A Johns Hopkins University, Utah State University and Duke University study found that people caring for spouses with dementia are six times more likely to get dementia than people caring for spouses who do not have dementia. The researchers surmise that caregiver stress may increase the risk of dementia for the caregiver spouses. If so, identifying ways to ease the stress becomes all the more critical.
The caregiver study was conducted on 1,221 older married couples (2,242 people) over the course of 12 years. Researchers found increased memory loss among caregivers whose spouses had dementia. According to Maria Norton, one of the researchers, “We know that the declines in memory we saw were real and persistent, not just a point in time where they weren’t performing well on tests.”
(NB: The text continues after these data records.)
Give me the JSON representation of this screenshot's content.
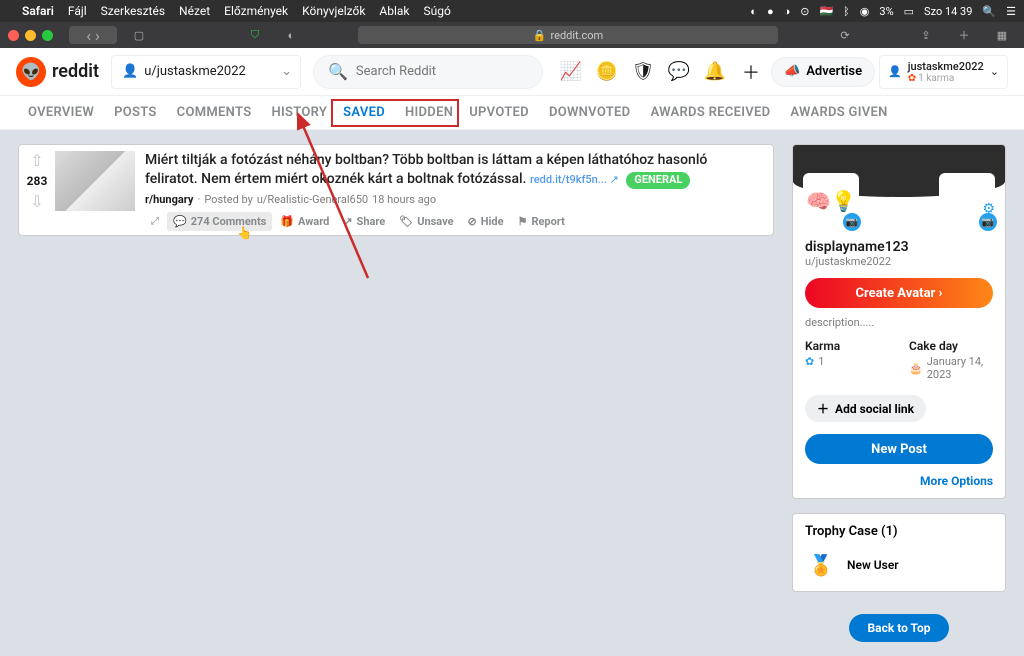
{
  "menubar": {
    "app": "Safari",
    "items": [
      "Fájl",
      "Szerkesztés",
      "Nézet",
      "Előzmények",
      "Könyvjelzők",
      "Ablak",
      "Súgó"
    ],
    "battery": "3%",
    "clock": "Szo 14 39"
  },
  "safari": {
    "url": "reddit.com"
  },
  "header": {
    "brand": "reddit",
    "community": "u/justaskme2022",
    "search_placeholder": "Search Reddit",
    "advertise": "Advertise",
    "username": "justaskme2022",
    "karma": "1 karma"
  },
  "tabs": [
    "OVERVIEW",
    "POSTS",
    "COMMENTS",
    "HISTORY",
    "SAVED",
    "HIDDEN",
    "UPVOTED",
    "DOWNVOTED",
    "AWARDS RECEIVED",
    "AWARDS GIVEN"
  ],
  "post": {
    "score": "283",
    "title": "Miért tiltják a fotózást néhány boltban? Több boltban is láttam a képen láthatóhoz hasonló feliratot. Nem értem miért okoznék kárt a boltnak fotózással.",
    "shortlink": "redd.it/t9kf5n... ↗",
    "flair": "GENERAL",
    "subreddit": "r/hungary",
    "posted_by_prefix": "Posted by",
    "author": "u/Realistic-General650",
    "time": "18 hours ago",
    "comments": "274 Comments",
    "award": "Award",
    "share": "Share",
    "unsave": "Unsave",
    "hide": "Hide",
    "report": "Report"
  },
  "profile": {
    "displayname": "displayname123",
    "handle": "u/justaskme2022",
    "create_avatar": "Create Avatar",
    "description": "description.....",
    "karma_lbl": "Karma",
    "karma_val": "1",
    "cake_lbl": "Cake day",
    "cake_val": "January 14, 2023",
    "add_social": "Add social link",
    "new_post": "New Post",
    "more": "More Options"
  },
  "trophy": {
    "title": "Trophy Case (1)",
    "item": "New User"
  },
  "back_to_top": "Back to Top"
}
If the cause of the increased memory loss is indeed stress related to caring for loved ones with Alzheimer’s disease or another dementia, the question becomes how to alleviate that stress. As Julie Potyraj reported in Just Care, “caregivers are three times more likely to be highly vulnerable to health issues than non-caregivers. Compared to individuals who are not caring for an older adult, caregivers experience higher rates of physical illness including chronic pain and compromised immune systems.”
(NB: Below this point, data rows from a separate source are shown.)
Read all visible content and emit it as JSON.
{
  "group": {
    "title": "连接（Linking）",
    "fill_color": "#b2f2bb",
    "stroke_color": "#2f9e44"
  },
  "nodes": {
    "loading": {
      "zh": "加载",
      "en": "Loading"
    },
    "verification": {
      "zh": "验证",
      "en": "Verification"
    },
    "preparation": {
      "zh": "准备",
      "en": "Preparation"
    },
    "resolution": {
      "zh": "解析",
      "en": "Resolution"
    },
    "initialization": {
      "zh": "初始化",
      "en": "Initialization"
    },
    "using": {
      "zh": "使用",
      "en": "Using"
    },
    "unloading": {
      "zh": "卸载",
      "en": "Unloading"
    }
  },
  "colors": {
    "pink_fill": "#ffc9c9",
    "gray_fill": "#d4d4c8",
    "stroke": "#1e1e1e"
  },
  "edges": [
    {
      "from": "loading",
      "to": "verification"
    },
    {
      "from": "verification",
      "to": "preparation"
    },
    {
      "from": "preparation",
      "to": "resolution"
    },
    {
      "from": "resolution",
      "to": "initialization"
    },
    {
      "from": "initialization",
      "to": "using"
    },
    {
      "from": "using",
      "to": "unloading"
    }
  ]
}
What are the signs of stress for caregivers of people with Alzheimer’s disease? Denial that loved ones are losing their memories. Anger at loved ones for not being able to do what they once could do. Social isolation. Anxiety about what will happen over time and depression that makes it hard to cope. Loss of energy, inability to sleep and fatigue.
To ease stress, caregivers should have a health care buddy–a friend or family member they feel comfortable with–to talk to and support them. Caregivers should also build self-care into routines, stay connected to friends and social networks, and be active. A support group of people who share and can relate to what caregivers area going through can also be helpful.